A third blonde, Senator’s wife Janey B. Hart—she has four boys and girls—wore a chunky gold bracelet and a huge astronaut’s wrist watch as she told the Congressmen that space was being restricted to men, “like some sort of stag club.”
She said: “For many women, the Parents-Teachers Association just isn’t enough.”
Lt.-Col. John Glenn, the first American to orbit the earth, declined an invitation to try a new high altitude roller-coaster at the State Fair in Columbus, Ohio. “Things like that make me nervous,” he said.
The Story of Telstar — 8-page introduction to the first TV satellite:
Unless they knew better, many people used to think of the Post Office as a rather dull and unexciting place.
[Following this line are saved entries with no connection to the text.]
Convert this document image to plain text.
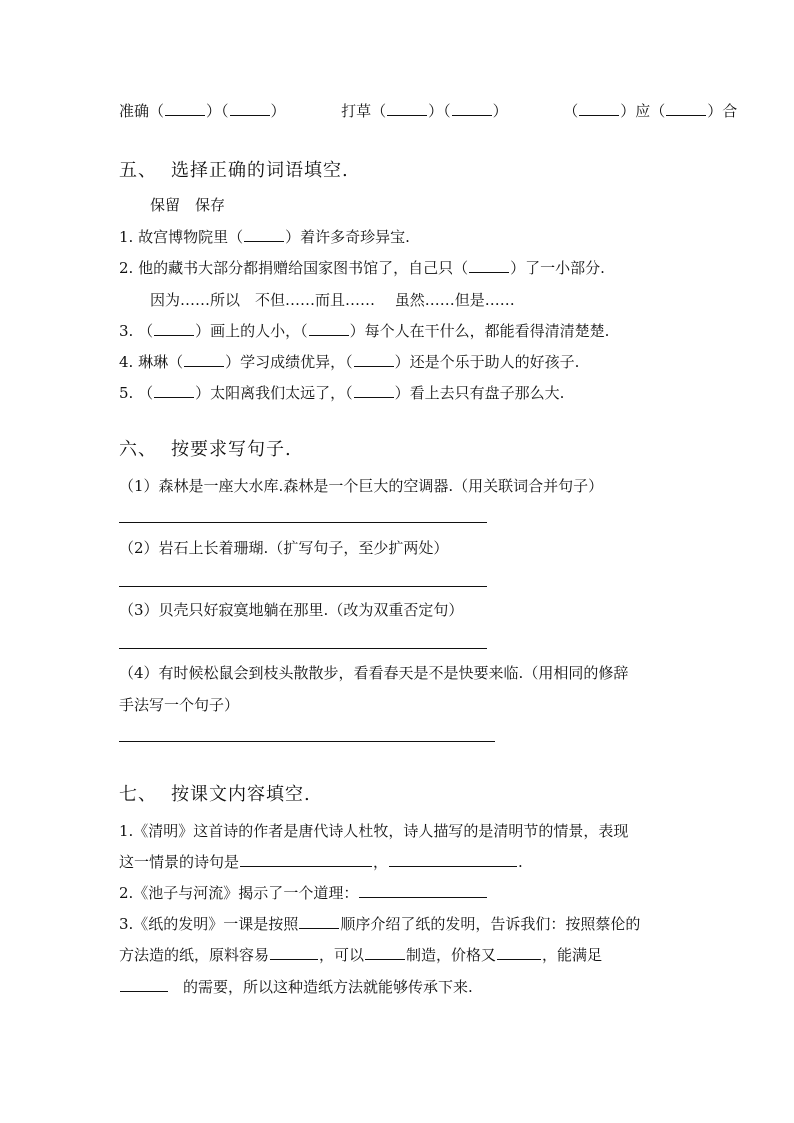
准确（	）（	）	打草（	）（	）	（	）应（	）合
五、 选择正确的词语填空.
保留　保存
1. 故宫博物院里（	）着许多奇珍异宝.
2. 他的藏书大部分都捐赠给国家图书馆了，自己只（	）了一小部分.
因为……所以　不但……而且……　 虽然……但是……
3. （	）画上的人小，（	）每个人在干什么，都能看得清清楚楚.
4. 琳琳（	）学习成绩优异，（	）还是个乐于助人的好孩子.
5. （	）太阳离我们太远了，（	）看上去只有盘子那么大.
六、 按要求写句子.
（1）森林是一座大水库.森林是一个巨大的空调器.（用关联词合并句子）
（2）岩石上长着珊瑚.（扩写句子，至少扩两处）
（3）贝壳只好寂寞地躺在那里.（改为双重否定句）
（4）有时候松鼠会到枝头散散步，看看春天是不是快要来临.（用相同的修辞
手法写一个句子）
七、 按课文内容填空.
1.《清明》这首诗的作者是唐代诗人杜牧，诗人描写的是清明节的情景，表现
这一情景的诗句是	，	.
2.《池子与河流》揭示了一个道理：
3.《纸的发明》一课是按照	顺序介绍了纸的发明，告诉我们：按照蔡伦的
方法造的纸，原料容易	，可以	制造，价格又	，能满足
的需要，所以这种造纸方法就能够传承下来.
The launching of TELSTAR proved to such people that the Post Office is not just an organisation which sells stamps, issues dog and radio licences, and collects and delivers your letters. It is also responsible for communications.
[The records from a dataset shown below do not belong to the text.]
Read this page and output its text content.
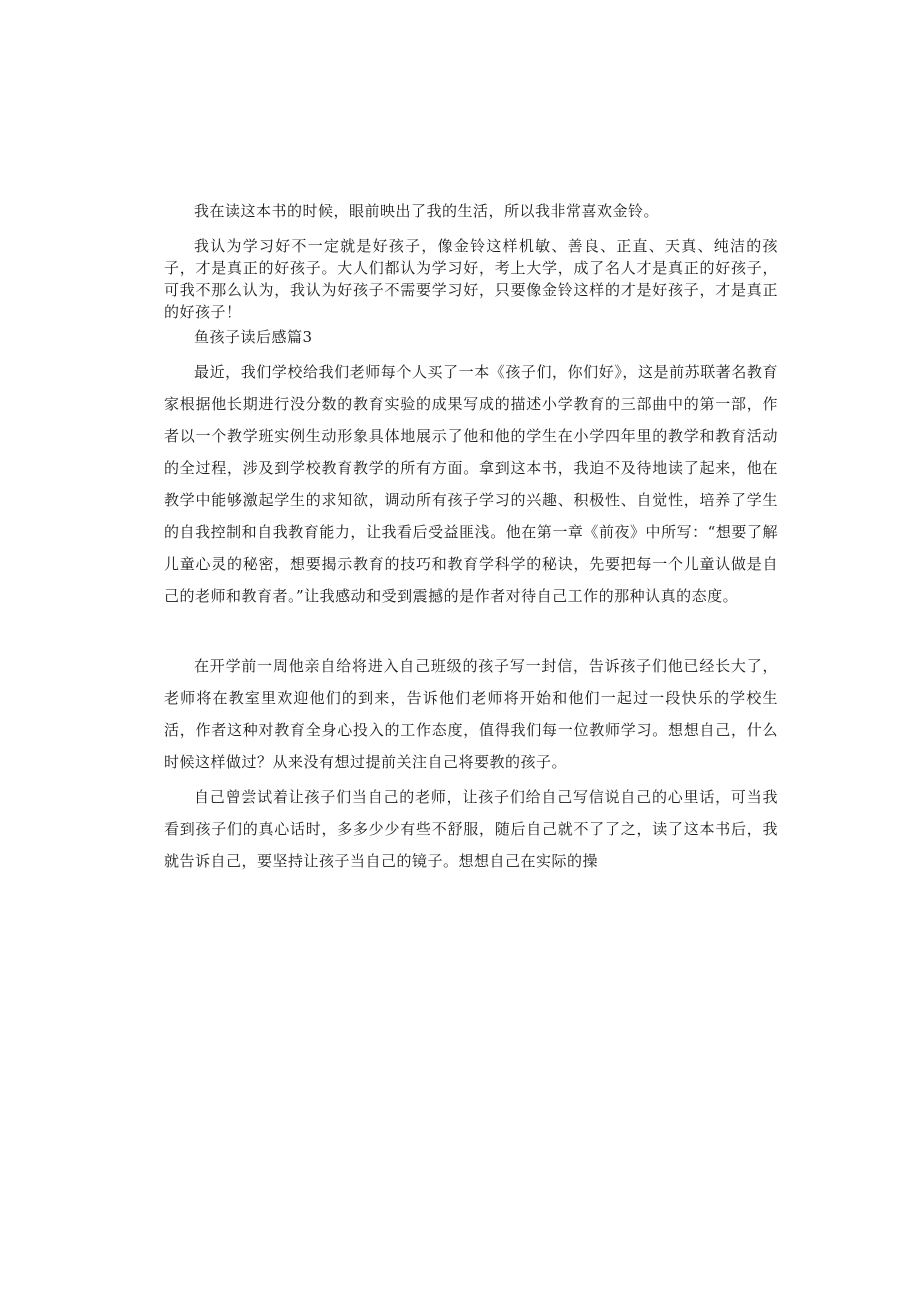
我在读这本书的时候，眼前映出了我的生活，所以我非常喜欢金铃。

我认为学习好不一定就是好孩子，像金铃这样机敏、善良、正直、天真、纯洁的孩子，才是真正的好孩子。大人们都认为学习好，考上大学，成了名人才是真正的好孩子，可我不那么认为，我认为好孩子不需要学习好，只要像金铃这样的才是好孩子，才是真正的好孩子！

鱼孩子读后感篇3

最近，我们学校给我们老师每个人买了一本《孩子们，你们好》，这是前苏联著名教育家根据他长期进行没分数的教育实验的成果写成的描述小学教育的三部曲中的第一部，作者以一个教学班实例生动形象具体地展示了他和他的学生在小学四年里的教学和教育活动的全过程，涉及到学校教育教学的所有方面。拿到这本书，我迫不及待地读了起来，他在教学中能够激起学生的求知欲，调动所有孩子学习的兴趣、积极性、自觉性，培养了学生的自我控制和自我教育能力，让我看后受益匪浅。他在第一章《前夜》中所写：“想要了解儿童心灵的秘密，想要揭示教育的技巧和教育学科学的秘诀，先要把每一个儿童认做是自己的老师和教育者。”让我感动和受到震撼的是作者对待自己工作的那种认真的态度。

在开学前一周他亲自给将进入自己班级的孩子写一封信，告诉孩子们他已经长大了，老师将在教室里欢迎他们的到来，告诉他们老师将开始和他们一起过一段快乐的学校生活，作者这种对教育全身心投入的工作态度，值得我们每一位教师学习。想想自己，什么时候这样做过？从来没有想过提前关注自己将要教的孩子。

自己曾尝试着让孩子们当自己的老师，让孩子们给自己写信说自己的心里话，可当我看到孩子们的真心话时，多多少少有些不舒服，随后自己就不了了之，读了这本书后，我就告诉自己，要坚持让孩子当自己的镜子。想想自己在实际的操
Images from the first transatlantic TV programme.
What Telstar might have shown — the 1960s equivalent of collecting some random people’s uninformed opinions from social media and publishing that as a news story. Back then they asked a Duke, a Lord, an OBE, and a future Dame.
The first satellite computer networking:
Telstar added another first to its achievements when it demonstrated that communications satellites can relay information around the world from one earthbound computer to another
… Walter W. Finke, president of Honeywell Electronics Data Processing, said “The test was a forerunner of the high-speed, intercontinental computer network that in years to come will handle the data processing needs of the bulk of world commerce.”
Some home photos, mainly showing that it was not easy to capture images of a TV set.